Invece di modellare le orbite dei singoli pianeti, Batygin ha usato una serie di anelli sempre più sottili per rappresentare diversi pezzi del disco astrofisico, come strati di una cipolla, ciascuno legato alla massa dei corpi orbitanti all'interno di quella regione. l'uno con l'altro potrebbe modellare come il disco si deformerebbe e cambierebbe.

E quando il sistema è diventato troppo complicato per calcolare a mano o sul computer quando ha aggiunto più anelli, ha usato una scorciatoia matematica per convertire per descrivere un numero infinito di anelli infinitamente sottili.

"Questo è solo un risultato matematico ampiamente noto che viene utilizzato nella fisica sinistra e destra", ha detto Batygin. Tuttavia, in qualche modo, nessuno aveva fatto il salto per modellare un disco astrofisico in quel modo.

"Ciò che è veramente straordinario per me è che nessuno ha mai sfocato [gli anelli] in un continuum mai prima d'ora", ha detto. "Sembra così ovvio in retrospettiva e non so perché non ci abbia pensato prima."

Quando Batygin eseguì questi calcoli, trovò l'equazione emergente sorprendentemente familiare.

"Certo, i due sono correlati, giusto? Nella meccanica quantistica, trattate le particelle come onde", ha detto. "In retrospettiva, è quasi intuitivo che dovresti ottenere qualcosa di simile all'equazione di Schrodinger, ma al momento, sono rimasto davvero sorpreso." L'equazione è spuntata inaspettatamente in precedenza, ha aggiunto - nelle descrizioni delle onde dell'oceano, per esempio, così come il modo in cui la luce si muove attraverso determinati media non lineari.

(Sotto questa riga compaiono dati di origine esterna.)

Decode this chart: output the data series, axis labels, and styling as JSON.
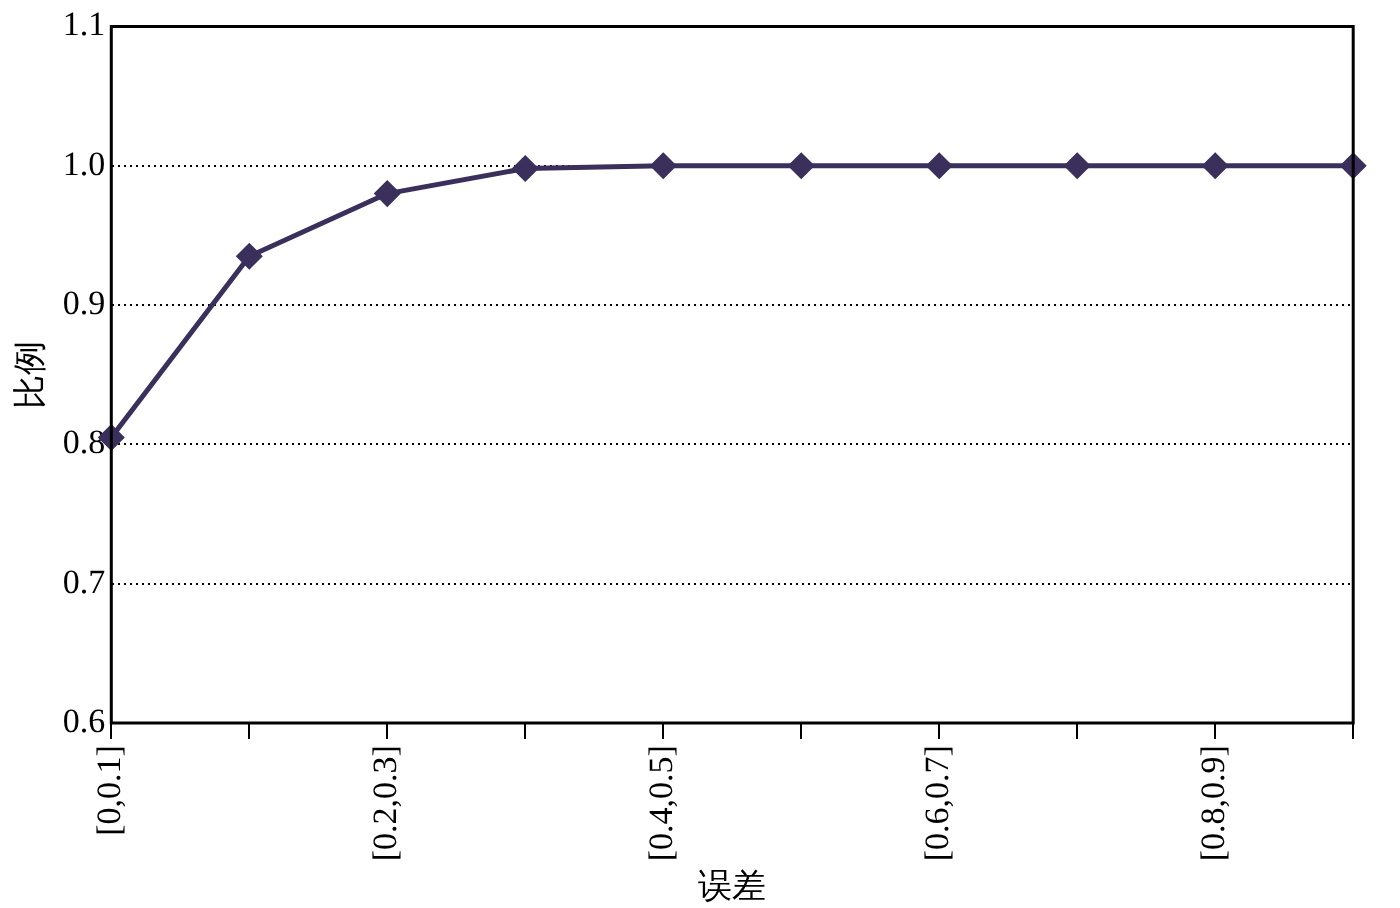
{
  "chart_data": {
    "type": "line",
    "xlabel": "误差",
    "ylabel": "比例",
    "categories": [
      "[0,0.1]",
      null,
      "[0.2,0.3]",
      null,
      "[0.4,0.5]",
      null,
      "[0.6,0.7]",
      null,
      "[0.8,0.9]",
      null
    ],
    "series": [
      {
        "color": "#3b2f5c",
        "values": [
          0.805,
          0.935,
          0.98,
          0.998,
          1.0,
          1.0,
          1.0,
          1.0,
          1.0,
          1.0
        ]
      }
    ],
    "ylim": [
      0.6,
      1.1
    ],
    "yticks": [
      0.6,
      0.7,
      0.8,
      0.9,
      {
        "value": 1,
        "label": "1.0"
      },
      1.1
    ],
    "grid": "y",
    "marker": "diamond",
    "line_style": "solid",
    "legend": false
  }
}
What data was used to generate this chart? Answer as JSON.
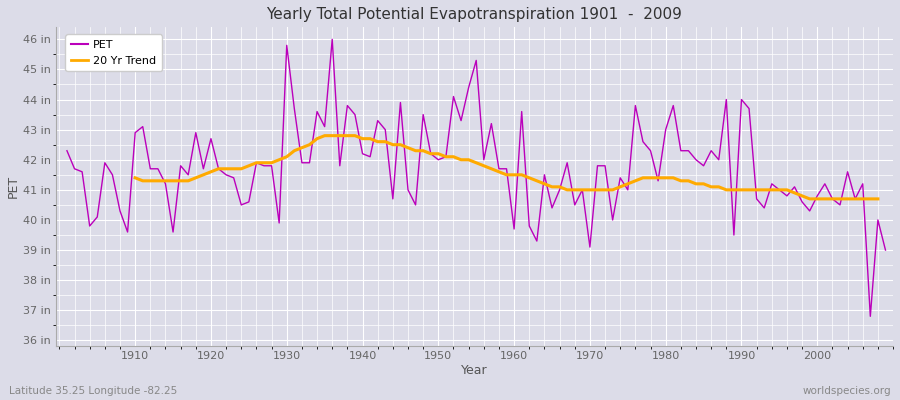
{
  "title": "Yearly Total Potential Evapotranspiration 1901  -  2009",
  "xlabel": "Year",
  "ylabel": "PET",
  "pet_color": "#bb00bb",
  "trend_color": "#ffaa00",
  "bg_color": "#dcdce8",
  "plot_bg_color": "#dcdce8",
  "years": [
    1901,
    1902,
    1903,
    1904,
    1905,
    1906,
    1907,
    1908,
    1909,
    1910,
    1911,
    1912,
    1913,
    1914,
    1915,
    1916,
    1917,
    1918,
    1919,
    1920,
    1921,
    1922,
    1923,
    1924,
    1925,
    1926,
    1927,
    1928,
    1929,
    1930,
    1931,
    1932,
    1933,
    1934,
    1935,
    1936,
    1937,
    1938,
    1939,
    1940,
    1941,
    1942,
    1943,
    1944,
    1945,
    1946,
    1947,
    1948,
    1949,
    1950,
    1951,
    1952,
    1953,
    1954,
    1955,
    1956,
    1957,
    1958,
    1959,
    1960,
    1961,
    1962,
    1963,
    1964,
    1965,
    1966,
    1967,
    1968,
    1969,
    1970,
    1971,
    1972,
    1973,
    1974,
    1975,
    1976,
    1977,
    1978,
    1979,
    1980,
    1981,
    1982,
    1983,
    1984,
    1985,
    1986,
    1987,
    1988,
    1989,
    1990,
    1991,
    1992,
    1993,
    1994,
    1995,
    1996,
    1997,
    1998,
    1999,
    2000,
    2001,
    2002,
    2003,
    2004,
    2005,
    2006,
    2007,
    2008,
    2009
  ],
  "pet_values": [
    42.3,
    41.7,
    41.6,
    39.8,
    40.1,
    41.9,
    41.5,
    40.3,
    39.6,
    42.9,
    43.1,
    41.7,
    41.7,
    41.2,
    39.6,
    41.8,
    41.5,
    42.9,
    41.7,
    42.7,
    41.7,
    41.5,
    41.4,
    40.5,
    40.6,
    41.9,
    41.8,
    41.8,
    39.9,
    45.8,
    43.7,
    41.9,
    41.9,
    43.6,
    43.1,
    46.0,
    41.8,
    43.8,
    43.5,
    42.2,
    42.1,
    43.3,
    43.0,
    40.7,
    43.9,
    41.0,
    40.5,
    43.5,
    42.2,
    42.0,
    42.1,
    44.1,
    43.3,
    44.4,
    45.3,
    42.0,
    43.2,
    41.7,
    41.7,
    39.7,
    43.6,
    39.8,
    39.3,
    41.5,
    40.4,
    41.0,
    41.9,
    40.5,
    41.0,
    39.1,
    41.8,
    41.8,
    40.0,
    41.4,
    41.0,
    43.8,
    42.6,
    42.3,
    41.3,
    43.0,
    43.8,
    42.3,
    42.3,
    42.0,
    41.8,
    42.3,
    42.0,
    44.0,
    39.5,
    44.0,
    43.7,
    40.7,
    40.4,
    41.2,
    41.0,
    40.8,
    41.1,
    40.6,
    40.3,
    40.8,
    41.2,
    40.7,
    40.5,
    41.6,
    40.7,
    41.2,
    36.8,
    40.0,
    39.0
  ],
  "trend_values": [
    null,
    null,
    null,
    null,
    null,
    null,
    null,
    null,
    null,
    41.4,
    41.3,
    41.3,
    41.3,
    41.3,
    41.3,
    41.3,
    41.3,
    41.4,
    41.5,
    41.6,
    41.7,
    41.7,
    41.7,
    41.7,
    41.8,
    41.9,
    41.9,
    41.9,
    42.0,
    42.1,
    42.3,
    42.4,
    42.5,
    42.7,
    42.8,
    42.8,
    42.8,
    42.8,
    42.8,
    42.7,
    42.7,
    42.6,
    42.6,
    42.5,
    42.5,
    42.4,
    42.3,
    42.3,
    42.2,
    42.2,
    42.1,
    42.1,
    42.0,
    42.0,
    41.9,
    41.8,
    41.7,
    41.6,
    41.5,
    41.5,
    41.5,
    41.4,
    41.3,
    41.2,
    41.1,
    41.1,
    41.0,
    41.0,
    41.0,
    41.0,
    41.0,
    41.0,
    41.0,
    41.1,
    41.2,
    41.3,
    41.4,
    41.4,
    41.4,
    41.4,
    41.4,
    41.3,
    41.3,
    41.2,
    41.2,
    41.1,
    41.1,
    41.0,
    41.0,
    41.0,
    41.0,
    41.0,
    41.0,
    41.0,
    41.0,
    41.0,
    40.9,
    40.8,
    40.7,
    40.7,
    40.7,
    40.7,
    40.7,
    40.7,
    40.7,
    40.7,
    40.7,
    40.7
  ],
  "ylim": [
    35.8,
    46.4
  ],
  "yticks": [
    36,
    37,
    38,
    39,
    40,
    41,
    42,
    43,
    44,
    45,
    46
  ],
  "ytick_labels": [
    "36 in",
    "37 in",
    "38 in",
    "39 in",
    "40 in",
    "41 in",
    "42 in",
    "43 in",
    "44 in",
    "45 in",
    "46 in"
  ],
  "xlim": [
    1899.5,
    2010
  ],
  "xticks": [
    1910,
    1920,
    1930,
    1940,
    1950,
    1960,
    1970,
    1980,
    1990,
    2000
  ],
  "footer_left": "Latitude 35.25 Longitude -82.25",
  "footer_right": "worldspecies.org",
  "legend_labels": [
    "PET",
    "20 Yr Trend"
  ]
}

"Ciò che la mia ricerca dimostra è che il comportamento a lungo termine dei dischi astrofisici, il modo in cui si piegano e si deformano, si unisce a questo gruppo di contesti classici che possono essere compresi in una struttura essenzialmente quantistica", ha affermato Batygin.

I nuovi risultati sollevano un'interessante analogia tra le due situazioni: il modo in cui le onde viaggiano attraverso i dischi astrofisici, rimbalzando sui bordi interno ed esterno, equivale a come una singola particella quantistica rimbalza avanti e indietro tra due pareti, ha detto.

Trovare questa equivalenza ha una conseguenza interessante: Batygin è stato in grado di prendere in prestito parte del lavoro svolto da ricercatori che hanno già studiato e lavorato ampiamente su questa situazione quantistica, e quindi interpretare l'equazione in questo nuovo contesto per capire come i dischi rispondono ai pull esterni e perturbazioni.

"I fisici hanno molta esperienza con l'equazione di Schrodinger; sta arrivando a 100 anni ormai", ha detto a Space.com Greg Laughlin, un astrofisico dell'Università di Yale che non era coinvolto nello studio. "E un sacco di pensiero molto profondo è andato nella comprensione delle sue ramificazioni. E così l'intero edificio ora può essere applicato all'evoluzione dei dischi."

"E per qualcuno come me - che ha certamente un senso migliore, anche se imperfetto, di ciò che fanno i dischi protostellari - questo offre anche l'opportunità di andare dall'altra parte e forse ottenere una visione più approfondita dei sistemi quantistici usando l'analogia del disco", ha aggiunto. "Penso che susciterà molta attenzione e interesse, probabilmente costernazione. E alla fine penso che sarà uno sviluppo davvero interessante."

Un quadro di comprensione

Batygin non vede l'ora di applicare l'equazione per comprendere molte diverse sfaccettature dei dischi astrofisici.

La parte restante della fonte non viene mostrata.